The Brave browser, and the related Basic Attention Token (BAT) project, have been doing very well in 2019. They have gone on to be mentioned in popular tech publications and are quickly gaining traction among users who fall outside the traditional cryptocommunity.
After hitting 350,000 verified publishers, 8 million active users and reaching 50 million downloads on Android, the Brave team is on the cusp of reaching another milestone - they have released plans for an implementation of a distributed Virtual Private Network (VPN) called VPN0.

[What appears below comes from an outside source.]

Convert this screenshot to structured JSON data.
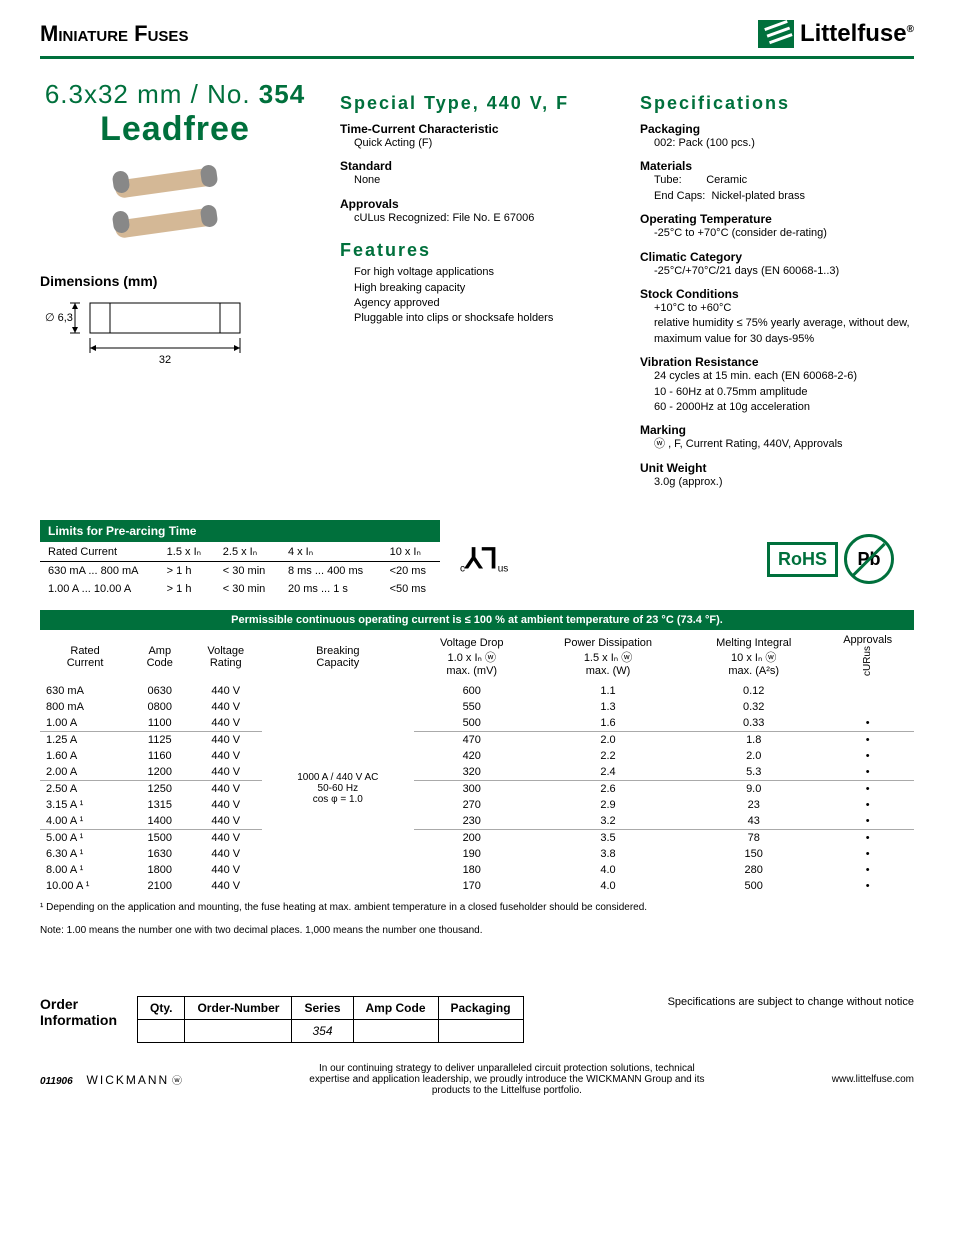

The team is tackling the challenges associated with dVPNs, namely performance, privacy guarantees and traffic accountability. The team claims that this will be the first dVPN that will offer “a privacy preserving traffic authorization and validation system.”
This kind of VPN differs from centralized ones in that users act as both clients and relay/exit nodes. Most importantly, the nodes can decide what kind of traffic they want to transmit. For example, they can agree to transmit traffic only coming from news websites.
Why Is It Exciting?
VPN use over the years.
This is an important development for Brave in several respects. For one thing, it adds a privacy preserving feature that is more popular than ever before. VPN usage has been increasing year on year and to have it integrated into a major browser is a testament to both security and privacy efforts.
VPN Google search
VPN search interest.
Brave’s dVPN is unlike anything we’ve come across before, and the ability to incentivize the solution with BAT tokens could lead to even quicker growth and usage, as has been the case with the Brave browser in general.
Brave is already taking off in a way that most altcoins would be jealous of, but this just gives additional incentive to use BAT, which is already doing well with its Brave Ads feature. It looks like the team has offering much more privacy on its agenda - which could really help it go much further.